Obama singled out nuclear power in his State of the Union address, and his spending plan for the next budget year is expected to include billions of more dollars in federal guarantees for new nuclear reactors. This emphasis reflects both the political difficulties of passing a climate bill in an election year and a shift from his once cautious embrace of nuclear energy.

He’s now calling for a new generation of nuclear power plants.

During the campaign, Obama said he would support nuclear power with caveats. He was concerned about how to deal with radioactive waste and how much federal money was needed to support construction costs. Those concerns remain; some say they’ve gotten worse.
His administration has pledged to close Yucca Mountain, the planned multibillion-dollar burial ground in the Nevada desert for high-level radioactive waste. Energy Secretary Steven Chu has been criticized for his slow rollout of $18.5 billion in loan guarantees to spur investment in new nuclear power plants, and the administration killed a Bush-era proposal to reprocess nuclear fuel.
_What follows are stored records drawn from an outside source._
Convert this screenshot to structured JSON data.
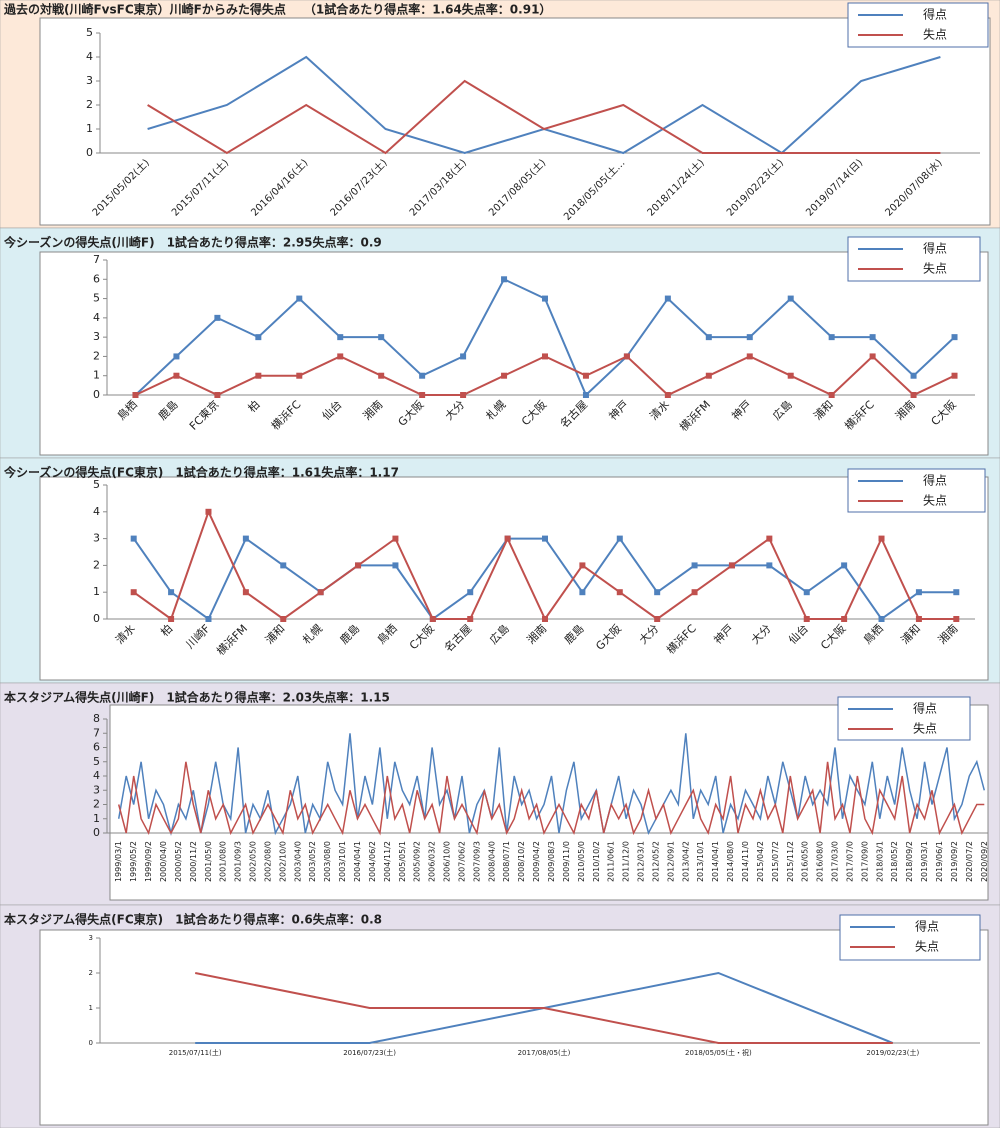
{
  "chart_data": [
    {
      "type": "line",
      "title": "過去の対戦(川崎FvsFC東京）川崎Fからみた得失点　　（1試合あたり得点率：1.64失点率：0.91）",
      "categories": [
        "2015/05/02(土)",
        "2015/07/11(土)",
        "2016/04/16(土)",
        "2016/07/23(土)",
        "2017/03/18(土)",
        "2017/08/05(土)",
        "2018/05/05(土…",
        "2018/11/24(土)",
        "2019/02/23(土)",
        "2019/07/14(日)",
        "2020/07/08(水)"
      ],
      "series": [
        {
          "name": "得点",
          "color": "#4f81bd",
          "values": [
            1,
            2,
            4,
            1,
            0,
            1,
            0,
            2,
            0,
            3,
            4
          ]
        },
        {
          "name": "失点",
          "color": "#c0504d",
          "values": [
            2,
            0,
            2,
            0,
            3,
            1,
            2,
            0,
            0,
            0,
            0
          ]
        }
      ],
      "ylim": [
        0,
        5
      ],
      "yticks": [
        0,
        1,
        2,
        3,
        4,
        5
      ],
      "legend": "upper right"
    },
    {
      "type": "line",
      "title": "今シーズンの得失点(川崎F)　1試合あたり得点率：2.95失点率：0.9",
      "marker": "square",
      "categories": [
        "鳥栖",
        "鹿島",
        "FC東京",
        "柏",
        "横浜FC",
        "仙台",
        "湘南",
        "G大阪",
        "大分",
        "札幌",
        "C大阪",
        "名古屋",
        "神戸",
        "清水",
        "横浜FM",
        "神戸",
        "広島",
        "浦和",
        "横浜FC",
        "湘南",
        "C大阪"
      ],
      "series": [
        {
          "name": "得点",
          "color": "#4f81bd",
          "values": [
            0,
            2,
            4,
            3,
            5,
            3,
            3,
            1,
            2,
            6,
            5,
            0,
            2,
            5,
            3,
            3,
            5,
            3,
            3,
            1,
            3
          ]
        },
        {
          "name": "失点",
          "color": "#c0504d",
          "values": [
            0,
            1,
            0,
            1,
            1,
            2,
            1,
            0,
            0,
            1,
            2,
            1,
            2,
            0,
            1,
            2,
            1,
            0,
            2,
            0,
            1
          ]
        }
      ],
      "ylim": [
        0,
        7
      ],
      "yticks": [
        0,
        1,
        2,
        3,
        4,
        5,
        6,
        7
      ],
      "legend": "upper right"
    },
    {
      "type": "line",
      "title": "今シーズンの得失点(FC東京)　1試合あたり得点率：1.61失点率：1.17",
      "marker": "square",
      "categories": [
        "清水",
        "柏",
        "川崎F",
        "横浜FM",
        "浦和",
        "札幌",
        "鹿島",
        "鳥栖",
        "C大阪",
        "名古屋",
        "広島",
        "湘南",
        "鹿島",
        "G大阪",
        "大分",
        "横浜FC",
        "神戸",
        "大分",
        "仙台",
        "C大阪",
        "鳥栖",
        "浦和",
        "湘南"
      ],
      "series": [
        {
          "name": "得点",
          "color": "#4f81bd",
          "values": [
            3,
            1,
            0,
            3,
            2,
            1,
            2,
            2,
            0,
            1,
            3,
            3,
            1,
            3,
            1,
            2,
            2,
            2,
            1,
            2,
            0,
            1,
            1
          ]
        },
        {
          "name": "失点",
          "color": "#c0504d",
          "values": [
            1,
            0,
            4,
            1,
            0,
            1,
            2,
            3,
            0,
            0,
            3,
            0,
            2,
            1,
            0,
            1,
            2,
            3,
            0,
            0,
            3,
            0,
            0
          ]
        }
      ],
      "ylim": [
        0,
        5
      ],
      "yticks": [
        0,
        1,
        2,
        3,
        4,
        5
      ],
      "legend": "upper right"
    },
    {
      "type": "line",
      "title": "本スタジアム得失点(川崎F)　1試合あたり得点率：2.03失点率：1.15",
      "categories": [
        "1999/03/1",
        null,
        "1999/05/2",
        null,
        "1999/09/2",
        null,
        "2000/04/0",
        null,
        "2000/05/2",
        null,
        "2000/11/2",
        null,
        "2001/05/0",
        null,
        "2001/08/0",
        null,
        "2001/09/3",
        null,
        "2002/05/0",
        null,
        "2002/08/0",
        null,
        "2002/10/0",
        null,
        "2003/04/0",
        null,
        "2003/05/2",
        null,
        "2003/08/0",
        null,
        "2003/10/1",
        null,
        "2004/04/1",
        null,
        "2004/06/2",
        null,
        "2004/11/2",
        null,
        "2005/05/1",
        null,
        "2005/09/2",
        null,
        "2006/03/2",
        null,
        "2006/10/0",
        null,
        "2007/06/2",
        null,
        "2007/09/3",
        null,
        "2008/04/0",
        null,
        "2008/07/1",
        null,
        "2008/10/2",
        null,
        "2009/04/2",
        null,
        "2009/08/3",
        null,
        "2009/11/0",
        null,
        "2010/05/0",
        null,
        "2010/10/2",
        null,
        "2011/06/1",
        null,
        "2011/12/0",
        null,
        "2012/03/1",
        null,
        "2012/05/2",
        null,
        "2012/09/1",
        null,
        "2013/04/2",
        null,
        "2013/10/1",
        null,
        "2014/04/1",
        null,
        "2014/08/0",
        null,
        "2014/11/0",
        null,
        "2015/04/2",
        null,
        "2015/07/2",
        null,
        "2015/11/2",
        null,
        "2016/05/0",
        null,
        "2016/08/0",
        null,
        "2017/03/0",
        null,
        "2017/07/0",
        null,
        "2017/09/0",
        null,
        "2018/03/1",
        null,
        "2018/05/2",
        null,
        "2018/09/2",
        null,
        "2019/03/1",
        null,
        "2019/06/1",
        null,
        "2019/09/2",
        null,
        "2020/07/2",
        null,
        "2020/09/2"
      ],
      "series": [
        {
          "name": "得点",
          "color": "#4f81bd",
          "values": [
            1,
            4,
            2,
            5,
            1,
            3,
            2,
            0,
            2,
            1,
            3,
            0,
            2,
            5,
            2,
            1,
            6,
            0,
            2,
            1,
            3,
            0,
            1,
            2,
            4,
            0,
            2,
            1,
            5,
            3,
            2,
            7,
            1,
            4,
            2,
            6,
            1,
            5,
            3,
            2,
            4,
            1,
            6,
            2,
            3,
            1,
            4,
            0,
            2,
            3,
            1,
            6,
            0,
            4,
            2,
            3,
            1,
            2,
            4,
            0,
            3,
            5,
            1,
            2,
            3,
            0,
            2,
            4,
            1,
            3,
            2,
            0,
            1,
            2,
            3,
            2,
            7,
            1,
            3,
            2,
            4,
            0,
            2,
            1,
            3,
            2,
            1,
            4,
            2,
            5,
            3,
            1,
            4,
            2,
            3,
            2,
            6,
            1,
            4,
            3,
            2,
            5,
            1,
            4,
            2,
            6,
            3,
            1,
            5,
            2,
            4,
            6,
            1,
            2,
            4,
            5,
            3
          ]
        },
        {
          "name": "失点",
          "color": "#c0504d",
          "values": [
            2,
            0,
            4,
            1,
            0,
            2,
            1,
            0,
            1,
            5,
            2,
            0,
            3,
            1,
            2,
            0,
            1,
            2,
            0,
            1,
            2,
            1,
            0,
            3,
            1,
            2,
            0,
            1,
            2,
            1,
            0,
            3,
            1,
            2,
            1,
            0,
            4,
            1,
            2,
            0,
            3,
            1,
            2,
            0,
            4,
            1,
            2,
            1,
            0,
            3,
            1,
            2,
            0,
            1,
            3,
            1,
            2,
            0,
            1,
            2,
            1,
            0,
            2,
            1,
            3,
            0,
            2,
            1,
            2,
            0,
            1,
            3,
            1,
            2,
            0,
            1,
            2,
            3,
            1,
            0,
            2,
            1,
            4,
            0,
            2,
            1,
            3,
            1,
            2,
            0,
            4,
            1,
            2,
            3,
            0,
            5,
            1,
            2,
            0,
            4,
            1,
            0,
            3,
            2,
            1,
            4,
            0,
            2,
            1,
            3,
            0,
            1,
            2,
            0,
            1,
            2,
            2
          ]
        }
      ],
      "ylim": [
        0,
        8
      ],
      "yticks": [
        0,
        1,
        2,
        3,
        4,
        5,
        6,
        7,
        8
      ],
      "legend": "upper right"
    },
    {
      "type": "line",
      "title": "本スタジアム得失点(FC東京)　1試合あたり得点率：0.6失点率：0.8",
      "categories": [
        "2015/07/11(土)",
        "2016/07/23(土)",
        "2017/08/05(土)",
        "2018/05/05(土・祝)",
        "2019/02/23(土)"
      ],
      "series": [
        {
          "name": "得点",
          "color": "#4f81bd",
          "values": [
            0,
            0,
            1,
            2,
            0
          ]
        },
        {
          "name": "失点",
          "color": "#c0504d",
          "values": [
            2,
            1,
            1,
            0,
            0
          ]
        }
      ],
      "ylim": [
        0,
        3
      ],
      "yticks": [
        0,
        1,
        2,
        3
      ],
      "legend": "upper right"
    }
  ]
}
What has changed is the outlook for climate and energy legislation, a White House priority. The House passed a bill in June that would limit emissions of heat-trapping gases for the first time. But the legislation led to a Republican revolt in the Senate, where the recent election of Republican Scott Brown from Massachusetts has made the measure even more of a long shot.
Obama reaffirmed his commitment to a bill in his State of the Union speech as a way to create more clean-energy jobs, but added that “means building a new generation of safe, clean nuclear power plants in this country.”

To back that up, he is expected to seek $54 billion in additional loan guarantees for nuclear power in his 2011 budget request to Congress on Monday, according to an administration official who spoke on condition of anonymity because the request has not been made public.